3.4. Sizing for Durability

Documentation

VoltDB Home » Documentation » Planning Guide

3.4. Sizing for Durability

Durability refers to the ability of a database to withstand — or recover from — unexpected events. VoltDB has several features that increase the durability of the database, including K-Safety, snapshots, command logging, and database replication

K-Safety replicates partitions to provide redundancy as a protection against server failure. Note that when you enable K-Safety, you are replicating the unique partitions across the available hardware. So the hardware resources — particularly servers and memory — for any one copy are being reduced. The easiest way to size hardware for a K-Safe cluster is to size the initial instance of the database, based on projected throughput and capacity, then multiply the number of servers by the number of replicas you desire (that is, the K-Safety value plus one).

Rule of Thumb

When using K-Safety, configure the number of cluster nodes as a whole multiple of the number of copies of the database (that is, K+1).

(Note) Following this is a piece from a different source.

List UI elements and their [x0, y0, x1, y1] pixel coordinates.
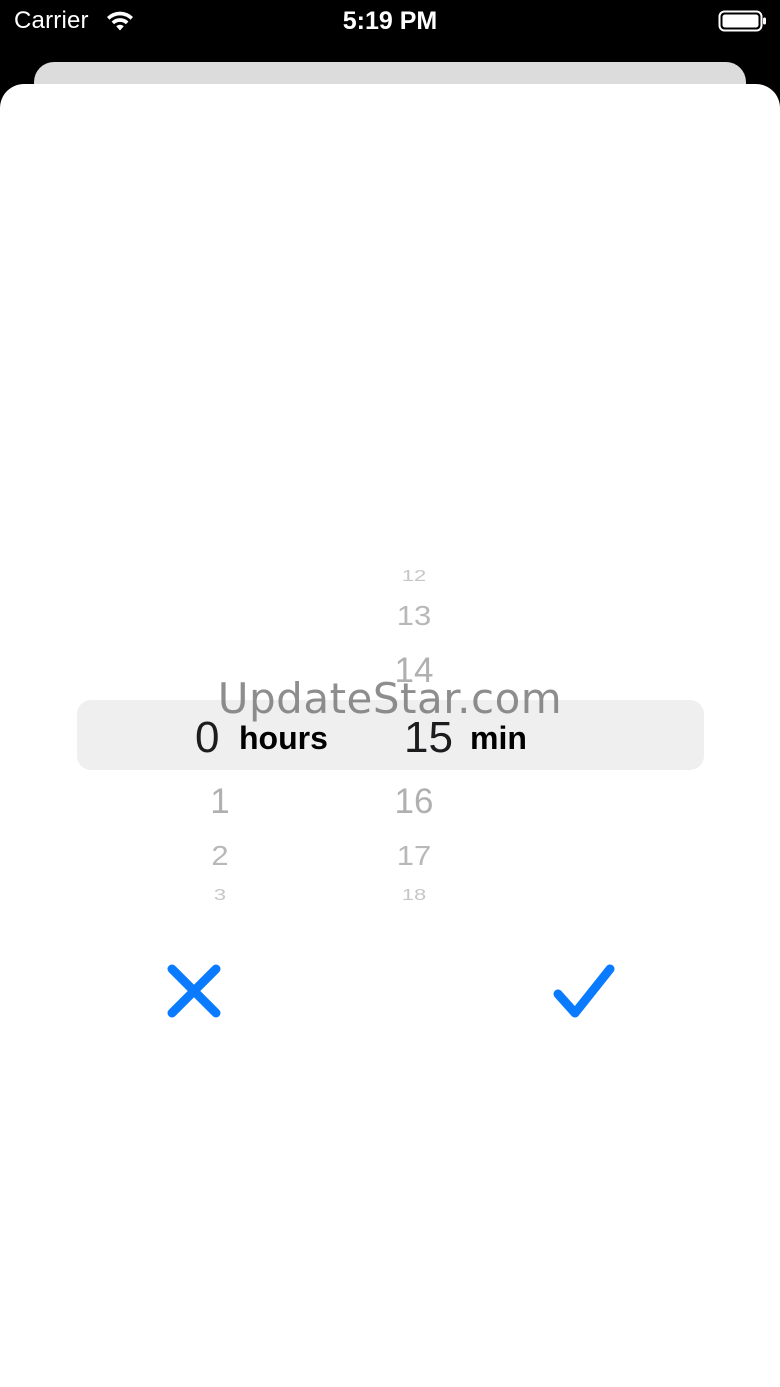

K-Safety has no real performance impact under normal conditions. However, the cluster configuration can affect performance when recovering from a failure. In a K-Safe cluster, when a failed server rejoins, it gets copies of all of its partitions from the other members of the cluster. The larger (in size of memory) the partitions are, the longer they can take to be restored. Since it is possible for the restore action to block database transactions, it is important to consider the trade off of a few large servers that are easier to manage against more small servers that can recover in less time.

Two of the other durability features — snapshots and command logs — have only a minimal impact on memory and processing power. However, these features do require persistent storage on disk.

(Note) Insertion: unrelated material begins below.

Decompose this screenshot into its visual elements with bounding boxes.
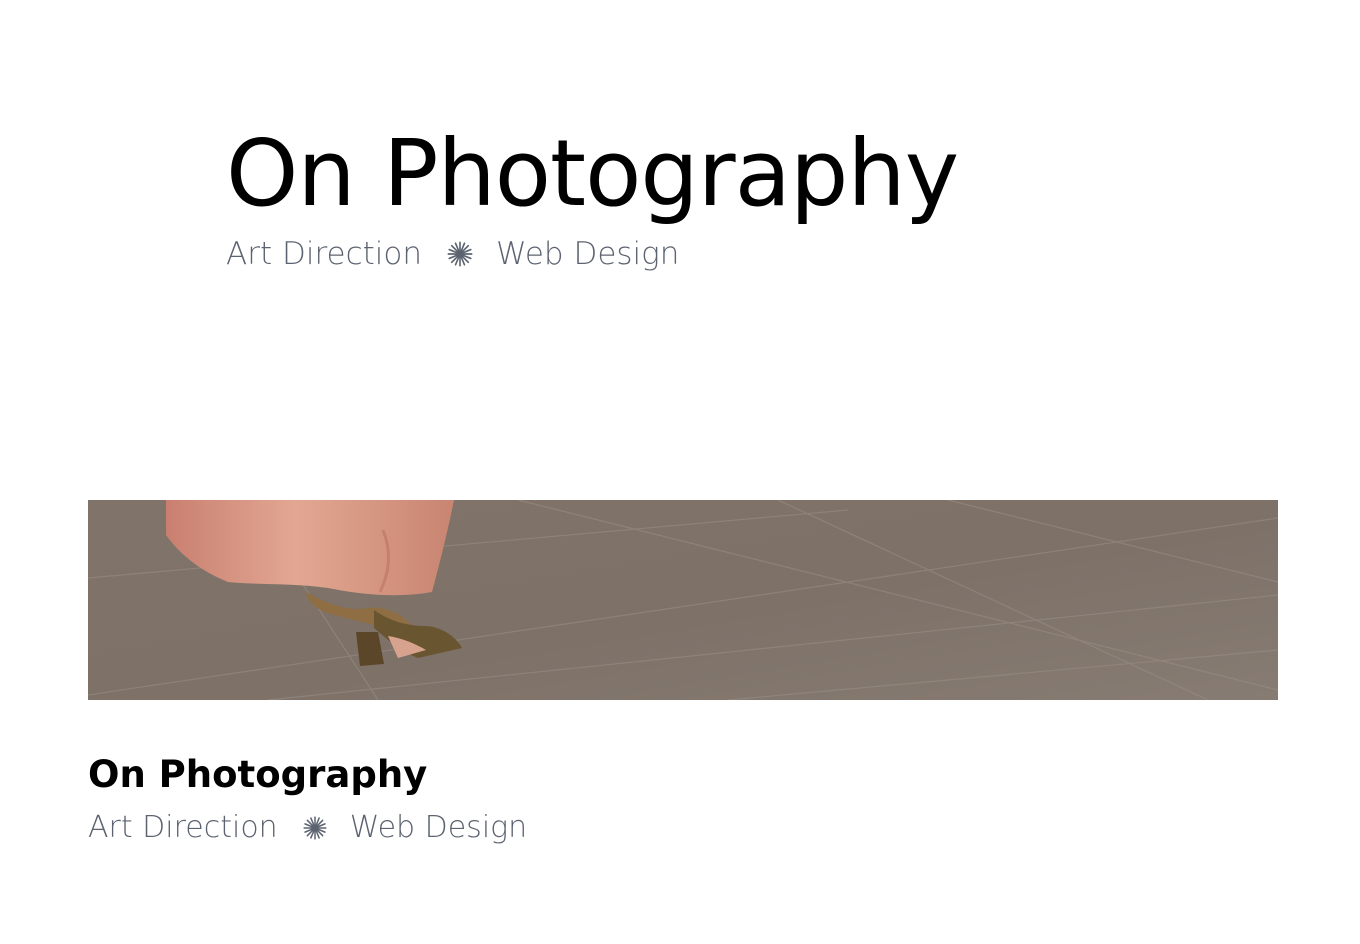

Most VoltDB disk-based features, such as snapshots, export overflow, network partitions, and so on, can be supported on standard disk technology, such as SATA drives. They can also share space on a single disk, assuming the disk has sufficient capacity, since disk I/O is interleaved with other work.

Command logging, on the other hand, is time dependent and must keep up with the transactions on the server. The chapter on command logging in Using VoltDB discusses in detail the trade offs between asynchronous and synchronous logging and the appropriate hardware to use for each. But to summarize:

  • Use fast disks (such as battery-backed cache drives) for synchronous logging

  • Use SATA or other commodity drives for asynchronous logging. However, it is still a good idea to use a dedicated drive for the command logs to avoid concurrency issues between the logs and other disk activity.

Rule of Thumb

When using command logging, whether synchronous or asynchronous, use a dedicated drive for the command logs. Other disk activity (including command log snapshots) can share a separate drive.

Finally, database replication (DR) does not impact the sizing for memory or processing power of the servers. But it does require duplicates of the initial hardware for each additional cluster. For example, when using passive DR, you should double the estimated number of servers — one copy for the master cluster and one for the replica. When using cross datacenter replication (XDCR) you will need one complete copy for each of the clusters participating in the XDCR relationship.

Rule of Thumb

When using database replication, multiply the number of servers needed by the number of clusters involved — two for passive DR (master and replica); two or more to match the number of clusters in a XDCR environment.